Para os personagens de “Hereditário”, as dores humanas reverberam como os sinos de uma catedral perdida em um deserto implacável, ecoando condenações eternas das quais poucos conseguem escapar. Ari Aster constrói seu filme como um caldeirão onde despeja ressentimentos ancestrais e tormentos familiares, cozinhando-os lentamente até extrair uma trama amarga e visceral. Antes de mergulhar na desintegração final, o diretor se dedica a um jogo tortuoso entre três gerações, tecendo uma narrativa que transcende o tempo de projeção e permanece dolorosa muito depois dos créditos. Com um ritmo alternando entre a agilidade e a introspecção, a obra nunca perde a cadência, mantendo o público em constante inquietação.
Aster domina a arte de capturar o olhar e subverter o suspense até que ele se converta em um terror físico e psicológico. Ele desafia não apenas os nervos, mas a própria resistência dos espectadores, superando as expectativas daqueles que se deixam enredar pela tela. Mesmo os céticos, que resistem até o limite, acabam ofuscados por silêncios perturbadores.
Embora o enredo original seja uma criação de Aster, a sensação é de estarmos diante de um conto perdido de Edgar Allan Poe ou do horror cósmico de H.P. Lovecraft. Há uma ênfase constante no imponderável, no inatingível pela razão. Já no prólogo, com um resumo lacônico sobre um fundo negro, Aster sintetiza a inevitável tragédia da existência humana. Sob uma análise superficial, “Hereditário” poderia ser confundido com uma manchete de jornal — um relato de horror familiar rapidamente abafado pelo cotidiano, mas suas camadas são muito mais profundas e inquietantes.
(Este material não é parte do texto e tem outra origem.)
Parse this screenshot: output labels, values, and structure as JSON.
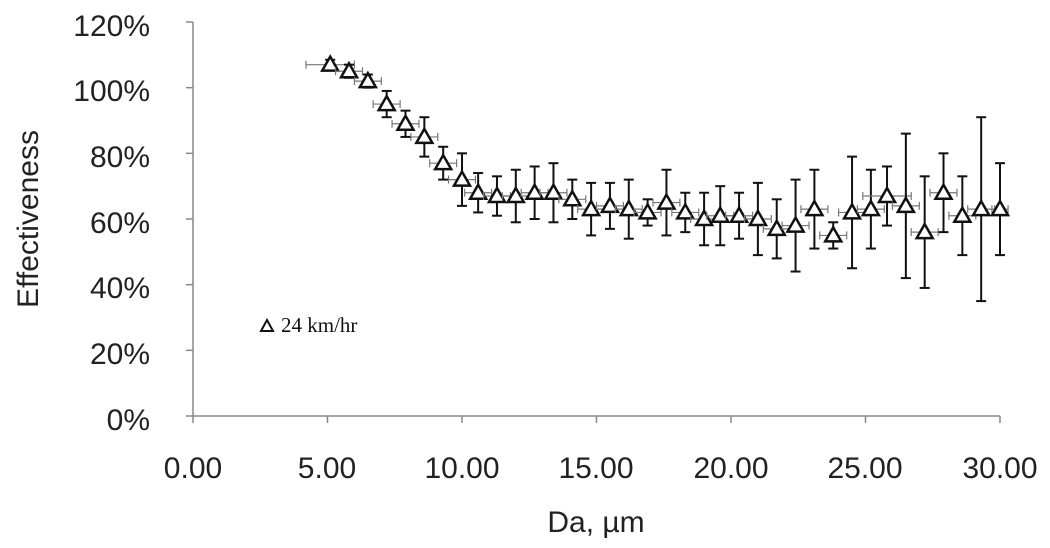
{
  "chart_data": {
    "type": "scatter",
    "title": "",
    "xlabel": "Da, µm",
    "ylabel": "Effectiveness",
    "xlim": [
      0,
      30
    ],
    "ylim": [
      0,
      120
    ],
    "xticks": [
      "0.00",
      "5.00",
      "10.00",
      "15.00",
      "20.00",
      "25.00",
      "30.00"
    ],
    "yticks": [
      "0%",
      "20%",
      "40%",
      "60%",
      "80%",
      "100%",
      "120%"
    ],
    "grid": false,
    "legend_position": "left-middle",
    "marker": "open-triangle",
    "colors": {
      "marker": "#111111",
      "error_bar": "#111111",
      "x_error_bar": "#777777",
      "axis": "#888888"
    },
    "series": [
      {
        "name": "24 km/hr",
        "points": [
          {
            "x": 5.1,
            "y": 107,
            "yerr": 1.5,
            "xerr": 0.9
          },
          {
            "x": 5.8,
            "y": 105,
            "yerr": 2,
            "xerr": 0.5
          },
          {
            "x": 6.5,
            "y": 102,
            "yerr": 2,
            "xerr": 0.5
          },
          {
            "x": 7.2,
            "y": 95,
            "yerr": 4,
            "xerr": 0.5
          },
          {
            "x": 7.9,
            "y": 89,
            "yerr": 4,
            "xerr": 0.5
          },
          {
            "x": 8.6,
            "y": 85,
            "yerr": 6,
            "xerr": 0.5
          },
          {
            "x": 9.3,
            "y": 77,
            "yerr": 5,
            "xerr": 0.5
          },
          {
            "x": 10.0,
            "y": 72,
            "yerr": 8,
            "xerr": 0.5
          },
          {
            "x": 10.6,
            "y": 68,
            "yerr": 6,
            "xerr": 0.5
          },
          {
            "x": 11.3,
            "y": 67,
            "yerr": 6,
            "xerr": 0.5
          },
          {
            "x": 12.0,
            "y": 67,
            "yerr": 8,
            "xerr": 0.5
          },
          {
            "x": 12.7,
            "y": 68,
            "yerr": 8,
            "xerr": 0.5
          },
          {
            "x": 13.4,
            "y": 68,
            "yerr": 9,
            "xerr": 0.5
          },
          {
            "x": 14.1,
            "y": 66,
            "yerr": 6,
            "xerr": 0.5
          },
          {
            "x": 14.8,
            "y": 63,
            "yerr": 8,
            "xerr": 0.5
          },
          {
            "x": 15.5,
            "y": 64,
            "yerr": 7,
            "xerr": 0.5
          },
          {
            "x": 16.2,
            "y": 63,
            "yerr": 9,
            "xerr": 0.5
          },
          {
            "x": 16.9,
            "y": 62,
            "yerr": 4,
            "xerr": 0.5
          },
          {
            "x": 17.6,
            "y": 65,
            "yerr": 10,
            "xerr": 0.5
          },
          {
            "x": 18.3,
            "y": 62,
            "yerr": 6,
            "xerr": 0.5
          },
          {
            "x": 19.0,
            "y": 60,
            "yerr": 8,
            "xerr": 0.5
          },
          {
            "x": 19.6,
            "y": 61,
            "yerr": 9,
            "xerr": 0.5
          },
          {
            "x": 20.3,
            "y": 61,
            "yerr": 7,
            "xerr": 0.5
          },
          {
            "x": 21.0,
            "y": 60,
            "yerr": 11,
            "xerr": 0.5
          },
          {
            "x": 21.7,
            "y": 57,
            "yerr": 9,
            "xerr": 0.5
          },
          {
            "x": 22.4,
            "y": 58,
            "yerr": 14,
            "xerr": 0.5
          },
          {
            "x": 23.1,
            "y": 63,
            "yerr": 12,
            "xerr": 0.5
          },
          {
            "x": 23.8,
            "y": 55,
            "yerr": 4,
            "xerr": 0.5
          },
          {
            "x": 24.5,
            "y": 62,
            "yerr": 17,
            "xerr": 0.5
          },
          {
            "x": 25.2,
            "y": 63,
            "yerr": 12,
            "xerr": 0.5
          },
          {
            "x": 25.8,
            "y": 67,
            "yerr": 9,
            "xerr": 0.9
          },
          {
            "x": 26.5,
            "y": 64,
            "yerr": 22,
            "xerr": 0.5
          },
          {
            "x": 27.2,
            "y": 56,
            "yerr": 17,
            "xerr": 0.5
          },
          {
            "x": 27.9,
            "y": 68,
            "yerr": 12,
            "xerr": 0.5
          },
          {
            "x": 28.6,
            "y": 61,
            "yerr": 12,
            "xerr": 0.5
          },
          {
            "x": 29.3,
            "y": 63,
            "yerr": 28,
            "xerr": 0.5
          },
          {
            "x": 30.0,
            "y": 63,
            "yerr": 14,
            "xerr": 0.3
          }
        ]
      }
    ]
  }
}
O diretor, com maestria cruel, insinua suas intenções no primeiro ato, desmontando as aparências e expondo a podridão oculta sob a fachada dos Graham. A morte da matriarca desata o fio de uma narrativa sufocante, em que cada membro da família carrega a marca do infortúnio. Annie, vivida por Toni Collette, é uma mãe exausta e à beira do desespero, tentando em vão convencer-se de que ainda há felicidade em seu casamento com Steve, interpretado por Gabriel Byrne. A relação com os filhos — o angustiado Peter (Alex Wolff) e a enigmática Charlie (Milly Shapiro) — está envenenada por feridas invisíveis e irreparáveis.
Ao avançar para o terceiro ato, Aster tira o véu das pretensões familiares idealizadas. A grandiosidade do filme, até então latente, revela-se sem disfarces. A rotina conjugal, tantas vezes romantizada, transforma-se em um campo de batalha, especialmente após a chegada dos filhos. A atuação contida e hipnotizante de Alex Wolff no desfecho, encarnando um aspecto sombrio e demoníaco como Paimon, é o ápice de uma jornada marcada por loucura e tragédia. Mas a verdadeira fonte do horror não reside apenas no sobrenatural — está, sobretudo, nas fissuras dos vínculos humanos, corroídos por segredos, culpa e desespero.